Bacteria are remarkably good swimmers—a trait that can harm human health. One of the most common bacterial infections in a healthcare setting comes from bacteria entering the body through catheters, thin tubes inserted in the urinary tract.
Though catheters are designed to draw fluids out of a patient, bacteria can propel themselves upstream and into the body via catheter tubes using a unique swimming motion, causing $300 million of catheter-associated urinary infections in the U.S. annually.
Now, an interdisciplinary project at Caltech has designed a new type of catheter tube that impedes the upstream mobility of bacteria, without the need for antibiotics or other chemical antimicrobial methods. With the new design, which was optimized by novel artificial intelligence (AI) technology, the number of bacteria that are able to swim upstream in laboratory experiments was reduced 100-fold.
A paper describing the study appears in the journal Science Advances. The work was a collaboration between the laboratories of Chiara Daraio, G. Bradford Jones Professor of Mechanical Engineering and Applied Physics and Heritage Medical Research Institute Investigator; Paul Sternberg, Bren Professor of Biology; John Brady, Chevron Professor of Chemical Engineering and Mechanical Engineering; and Anima Anandkumar, Bren Professor of Computing and Mathematical Sciences.
In catheter tubes, fluid exhibits a so-called Poiseuille flow, an effect where fluid movement is faster in the center but slow near the wall, similar to the flow in a river’s current, where the velocity of the water varies from fast in the center to slow near the banks. Bacteria, as self-propelling organisms, exhibit a unique “two-step forward along the wall, one-step back in the middle” motion that produces their forward progress in tubular structures. Researchers in the Brady lab had previously modeled this phenomenon.
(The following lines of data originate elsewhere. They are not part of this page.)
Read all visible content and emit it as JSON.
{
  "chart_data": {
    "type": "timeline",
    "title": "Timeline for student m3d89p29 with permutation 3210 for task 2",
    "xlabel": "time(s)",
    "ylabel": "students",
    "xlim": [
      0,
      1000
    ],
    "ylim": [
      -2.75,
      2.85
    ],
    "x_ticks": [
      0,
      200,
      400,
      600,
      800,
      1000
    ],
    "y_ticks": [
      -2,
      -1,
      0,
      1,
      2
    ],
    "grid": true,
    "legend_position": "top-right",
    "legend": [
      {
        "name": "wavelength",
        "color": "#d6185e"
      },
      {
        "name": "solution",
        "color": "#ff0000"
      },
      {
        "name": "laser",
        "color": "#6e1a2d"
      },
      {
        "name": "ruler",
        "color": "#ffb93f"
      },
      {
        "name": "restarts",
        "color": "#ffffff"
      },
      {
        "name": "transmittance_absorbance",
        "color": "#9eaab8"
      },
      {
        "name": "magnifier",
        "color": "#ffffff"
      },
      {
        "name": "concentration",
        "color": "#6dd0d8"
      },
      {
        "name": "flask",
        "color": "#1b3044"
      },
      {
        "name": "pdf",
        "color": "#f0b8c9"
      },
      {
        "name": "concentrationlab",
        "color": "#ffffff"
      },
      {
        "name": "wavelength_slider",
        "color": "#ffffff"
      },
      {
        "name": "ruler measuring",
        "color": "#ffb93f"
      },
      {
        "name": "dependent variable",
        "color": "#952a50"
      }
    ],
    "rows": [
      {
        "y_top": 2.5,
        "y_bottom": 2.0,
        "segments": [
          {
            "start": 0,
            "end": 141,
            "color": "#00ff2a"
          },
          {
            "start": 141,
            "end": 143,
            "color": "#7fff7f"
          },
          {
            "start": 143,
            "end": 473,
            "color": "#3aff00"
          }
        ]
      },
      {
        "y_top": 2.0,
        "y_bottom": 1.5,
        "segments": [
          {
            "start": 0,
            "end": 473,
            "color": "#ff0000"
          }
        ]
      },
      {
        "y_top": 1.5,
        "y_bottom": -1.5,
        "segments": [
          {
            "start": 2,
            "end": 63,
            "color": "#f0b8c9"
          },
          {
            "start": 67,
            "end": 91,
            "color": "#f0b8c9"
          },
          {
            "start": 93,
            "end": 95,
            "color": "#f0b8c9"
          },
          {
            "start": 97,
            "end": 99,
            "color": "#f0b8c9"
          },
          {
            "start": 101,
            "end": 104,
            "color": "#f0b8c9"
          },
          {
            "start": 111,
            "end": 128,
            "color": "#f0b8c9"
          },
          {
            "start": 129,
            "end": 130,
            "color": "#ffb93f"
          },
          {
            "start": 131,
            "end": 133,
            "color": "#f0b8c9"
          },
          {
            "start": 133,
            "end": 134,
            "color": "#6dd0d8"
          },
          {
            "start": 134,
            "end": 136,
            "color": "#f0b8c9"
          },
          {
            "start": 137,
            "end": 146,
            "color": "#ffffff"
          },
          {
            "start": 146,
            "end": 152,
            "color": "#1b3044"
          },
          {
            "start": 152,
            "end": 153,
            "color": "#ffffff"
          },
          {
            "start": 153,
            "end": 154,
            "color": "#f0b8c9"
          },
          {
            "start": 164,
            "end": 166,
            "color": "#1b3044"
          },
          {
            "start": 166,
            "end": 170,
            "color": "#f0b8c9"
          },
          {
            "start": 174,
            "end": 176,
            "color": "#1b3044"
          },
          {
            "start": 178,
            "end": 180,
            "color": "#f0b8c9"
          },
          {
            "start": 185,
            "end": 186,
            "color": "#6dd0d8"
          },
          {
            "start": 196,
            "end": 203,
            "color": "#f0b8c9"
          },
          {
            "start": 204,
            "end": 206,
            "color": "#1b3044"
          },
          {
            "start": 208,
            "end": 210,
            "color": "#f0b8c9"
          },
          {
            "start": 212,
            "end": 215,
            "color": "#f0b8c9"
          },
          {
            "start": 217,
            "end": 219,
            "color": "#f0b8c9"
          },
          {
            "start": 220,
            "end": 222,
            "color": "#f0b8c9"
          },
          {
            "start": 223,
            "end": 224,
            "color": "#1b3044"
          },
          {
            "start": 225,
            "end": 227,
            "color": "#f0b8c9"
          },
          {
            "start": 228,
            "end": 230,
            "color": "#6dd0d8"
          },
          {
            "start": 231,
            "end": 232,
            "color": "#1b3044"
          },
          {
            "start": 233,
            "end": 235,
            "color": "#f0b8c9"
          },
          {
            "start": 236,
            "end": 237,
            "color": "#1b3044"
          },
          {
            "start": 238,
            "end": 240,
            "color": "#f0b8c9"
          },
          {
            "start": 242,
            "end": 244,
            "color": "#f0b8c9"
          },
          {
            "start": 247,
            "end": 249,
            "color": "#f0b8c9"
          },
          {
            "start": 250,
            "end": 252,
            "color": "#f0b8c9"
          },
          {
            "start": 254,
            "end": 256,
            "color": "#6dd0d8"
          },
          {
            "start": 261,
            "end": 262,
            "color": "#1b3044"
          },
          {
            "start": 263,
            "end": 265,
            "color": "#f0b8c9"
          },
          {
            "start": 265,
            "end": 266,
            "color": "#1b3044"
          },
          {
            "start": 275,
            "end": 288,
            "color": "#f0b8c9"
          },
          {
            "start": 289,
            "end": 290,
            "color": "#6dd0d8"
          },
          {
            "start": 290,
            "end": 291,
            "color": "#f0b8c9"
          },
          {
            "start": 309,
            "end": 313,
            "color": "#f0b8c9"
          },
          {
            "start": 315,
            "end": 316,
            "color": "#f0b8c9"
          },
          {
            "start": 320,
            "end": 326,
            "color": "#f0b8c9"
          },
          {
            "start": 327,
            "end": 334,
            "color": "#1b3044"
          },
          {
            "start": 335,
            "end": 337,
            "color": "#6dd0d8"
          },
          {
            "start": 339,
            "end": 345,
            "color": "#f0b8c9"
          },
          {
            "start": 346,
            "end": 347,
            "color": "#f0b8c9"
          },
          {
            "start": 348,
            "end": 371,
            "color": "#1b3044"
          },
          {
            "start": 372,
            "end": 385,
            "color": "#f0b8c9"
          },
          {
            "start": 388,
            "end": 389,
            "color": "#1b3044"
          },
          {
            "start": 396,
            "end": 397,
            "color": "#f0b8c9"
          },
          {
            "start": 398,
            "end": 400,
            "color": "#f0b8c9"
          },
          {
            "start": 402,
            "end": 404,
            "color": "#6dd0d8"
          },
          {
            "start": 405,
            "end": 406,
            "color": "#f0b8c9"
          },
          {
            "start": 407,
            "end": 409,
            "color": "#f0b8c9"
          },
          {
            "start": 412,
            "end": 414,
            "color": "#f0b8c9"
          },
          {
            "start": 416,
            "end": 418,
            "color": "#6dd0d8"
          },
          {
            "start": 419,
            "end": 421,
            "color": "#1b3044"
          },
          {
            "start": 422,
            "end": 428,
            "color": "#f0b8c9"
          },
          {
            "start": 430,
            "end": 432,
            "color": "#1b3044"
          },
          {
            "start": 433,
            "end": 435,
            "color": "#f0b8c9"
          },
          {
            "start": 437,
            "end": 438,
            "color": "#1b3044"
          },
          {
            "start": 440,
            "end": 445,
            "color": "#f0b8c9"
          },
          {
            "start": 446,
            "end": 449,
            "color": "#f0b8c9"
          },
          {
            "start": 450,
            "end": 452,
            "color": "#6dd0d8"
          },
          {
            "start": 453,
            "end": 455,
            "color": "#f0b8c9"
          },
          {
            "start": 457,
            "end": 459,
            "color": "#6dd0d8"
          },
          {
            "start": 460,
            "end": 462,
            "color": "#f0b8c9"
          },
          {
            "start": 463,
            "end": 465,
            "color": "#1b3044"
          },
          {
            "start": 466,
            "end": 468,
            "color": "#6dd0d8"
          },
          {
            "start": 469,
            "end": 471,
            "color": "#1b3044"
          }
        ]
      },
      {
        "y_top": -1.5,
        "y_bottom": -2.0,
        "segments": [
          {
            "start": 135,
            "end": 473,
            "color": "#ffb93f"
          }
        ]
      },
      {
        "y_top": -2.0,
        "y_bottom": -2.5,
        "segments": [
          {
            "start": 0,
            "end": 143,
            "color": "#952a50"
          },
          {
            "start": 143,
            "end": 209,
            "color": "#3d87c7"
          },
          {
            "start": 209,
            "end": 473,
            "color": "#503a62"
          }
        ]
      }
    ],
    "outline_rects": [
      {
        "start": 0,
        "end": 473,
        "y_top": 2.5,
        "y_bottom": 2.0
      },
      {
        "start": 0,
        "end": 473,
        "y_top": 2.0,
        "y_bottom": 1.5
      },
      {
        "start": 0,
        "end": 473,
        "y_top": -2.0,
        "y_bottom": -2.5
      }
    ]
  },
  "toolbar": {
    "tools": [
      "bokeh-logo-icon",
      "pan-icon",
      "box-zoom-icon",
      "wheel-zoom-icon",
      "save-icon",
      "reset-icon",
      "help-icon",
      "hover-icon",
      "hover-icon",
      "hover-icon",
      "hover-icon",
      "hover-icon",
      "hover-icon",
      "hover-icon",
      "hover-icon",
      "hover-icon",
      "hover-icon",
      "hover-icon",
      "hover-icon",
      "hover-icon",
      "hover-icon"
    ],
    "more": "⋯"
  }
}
“One day, I shared this intriguing phenomenon with Chiara Daraio, framing it simply as a ‘cool thing,’ and her response shifted the conversation toward a practical application,” says Tingtao Edmond Zhou, postdoctoral scholar in chemical engineering and a co-first author of the study. “Chiara’s research often plays with all kinds of interesting geometries, and she suggested tackling this problem with simple geometries.”
Following that suggestion, the team designed tubes with triangular protrusions, like shark fins, along the inside of the tube’s walls. Simulations yielded promising results: These geometric structures effectively redirected bacterial movement, propelling them toward the center of the tube where the faster flow pushed them back downstream. The triangles’ fin-like curvature also generated vortices that further disrupted bacterial progress.
Zhou and his collaborators aimed to verify the design experimentally but needed additional biology expertise. For that, Zhou reached out to Olivia Xuan Wan, a postdoctoral scholar in the Sternberg laboratory.
“I study nematode navigation, and this project resonated deeply with my specialized interest in motion trajectories,” says Wan, who is also a co-first author on the new paper. For years, the Sternberg laboratory has conducted research into the navigation mechanisms of the nematode Caenorhabditis elegans, a rice grain–sized soil organism commonly studied in research labs and thus had many of the tools to observe and analyze the movements of microscopic organisms.
The team quickly transitioned from theoretical modeling to practical experimentation, using 3D printed catheter tubes and high-speed cameras to monitor bacterial progress. The tubes with triangular inclusions resulted in a reduction of upstream bacterial movement by two orders of magnitude (a 100-fold decrease).
The team then continued simulations to determine the most effective triangular obstacle shape to impede bacteria’s upstream swimming. They then fabricated microfluidic channels analogous to common catheter tubes with the optimized triangular designs to observe the movement of E. coli bacteria under various flow conditions. The observed trajectories of the E. coli within these microfluidic environments aligned almost perfectly with the simulated predictions.
The collaboration grew as the researchers aimed to continue improving the geometric tube design. Artificial intelligence experts in the Anandkumar laboratory provided the project with cutting-edge AI methods called neural operators. This technology was able to accelerate the catheter design optimization computations so they required not days but minutes. The resulting model proposed tweaks to the geometric design, further optimizing the triangle shapes to prevent even more bacteria from swimming upstream. The final design enhanced the efficacy of the initial triangular shapes by an additional 5 percent in simulations.
“A collaborative spirit defines Caltech,” says Sternberg. “Caltech people help each other. This endeavor was truly an interdisciplinary journey, weaving together diverse fields of study.”
“Our journey from theory to simulation, experiment, and, finally, to real-time monitoring within these microfluidic landscapes is a compelling demonstration of how theoretical concepts can be brought to life, offering tangible solutions to real-world challenges,” says Zhou. “I’m very lucky to be at Caltech with so many talented colleagues.”